Dodge jumped from rock to rock like a mountain sheep. Eric shook his head ruefully. He couldn’t recall the last time he felt that limber and careless of his well being. He continued, “Of course, that was only for a year as I said.”
“How come we don’t have cars now? Phil said he still had some that worked. I sure would have liked to drive in one. It’d save us from a lot of walking.”
Rabbit sat next to the river, waiting for them to catch up. “Car won’t do you any good where we’re going,” he said. He gestured up stream where the river tumbled through the clutter of boulders. “We’ll be on a path soon enough,” said Eric. He remembered the fishing trail that went away from the highway at the old, blocked tunnel. “But Rabbit’s right. Most places I expect a car won’t go too far. A car needs a very special environment, a road, and the roads are falling apart.” He lowered himself onto a rock that overlooked a deep pool in Clear Creek. Five trout a foot or so long each lazily swam to the other side when his shadow fell on the water. Heat broadcast from each sun-baked rock. Eric jerked his hand off the black granite. The stream looked refreshing and cold. “I suppose in some parts of the country, the roads will stay good for centuries. After all, when I was a child there were places in the prairie where one could still see one-hundred year old ruts left by covered wagons. If ruts can last that long, highways ought to also. Mountains and winter, though, are tough on roads, and a car needs good ones to get anywhere.”
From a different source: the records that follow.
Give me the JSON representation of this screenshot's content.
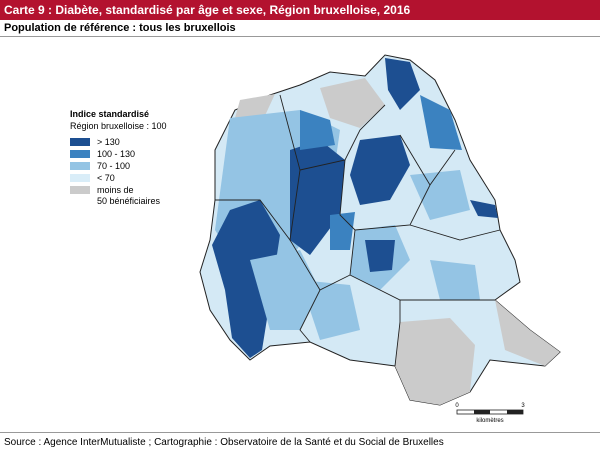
{
  "header": {
    "title": "Carte 9 : Diabète, standardisé par âge et sexe, Région bruxelloise, 2016",
    "subtitle": "Population de référence : tous les bruxellois"
  },
  "legend": {
    "title": "Indice standardisé",
    "subtitle": "Région bruxelloise : 100",
    "items": [
      {
        "label": "> 130",
        "color": "#1d4f91"
      },
      {
        "label": "100 - 130",
        "color": "#3b82c0"
      },
      {
        "label": "70 - 100",
        "color": "#94c4e4"
      },
      {
        "label": "< 70",
        "color": "#d9edf8"
      },
      {
        "label": "moins de\n50 bénéficiaires",
        "color": "#cbcbcb"
      }
    ]
  },
  "scale": {
    "labels": [
      "0",
      "3"
    ],
    "unit": "kilomètres"
  },
  "footer": {
    "source": "Source : Agence InterMutualiste ; Cartographie : Observatoire de la Santé et du Social de Bruxelles"
  }
}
“Why don’t we fix them?” asked Dodge. Rabbit said, “Cars don’t work.”
“Phil said something interesting I hadn’t thought about.” Eric led them upstream. A rusted mass of metal jammed between two rocks showed that they were at least to the point where the Cars had been parked, which would put them within a few hundred yards of the tunnel, but looking ahead, Eric couldn’t tell. Time had reshaped the canyon. “He said it’s all a problem of shelf life. Some things last and others don’t. A car will last a long time if you keep it out of the weather, but two of its elements Won’t, the battery and gasoline. You can run a car without a battery, but gasoline has additives that evaporate over time no matter where it’s stored. A couple years after the plague, it became very hard to find gasoline that was usable. Without fresh gasoline, most cars can’t run, and no one has made gasoline for sixty years. So, gasoline’s shelf life stopped the car a lot sooner than bad roads.”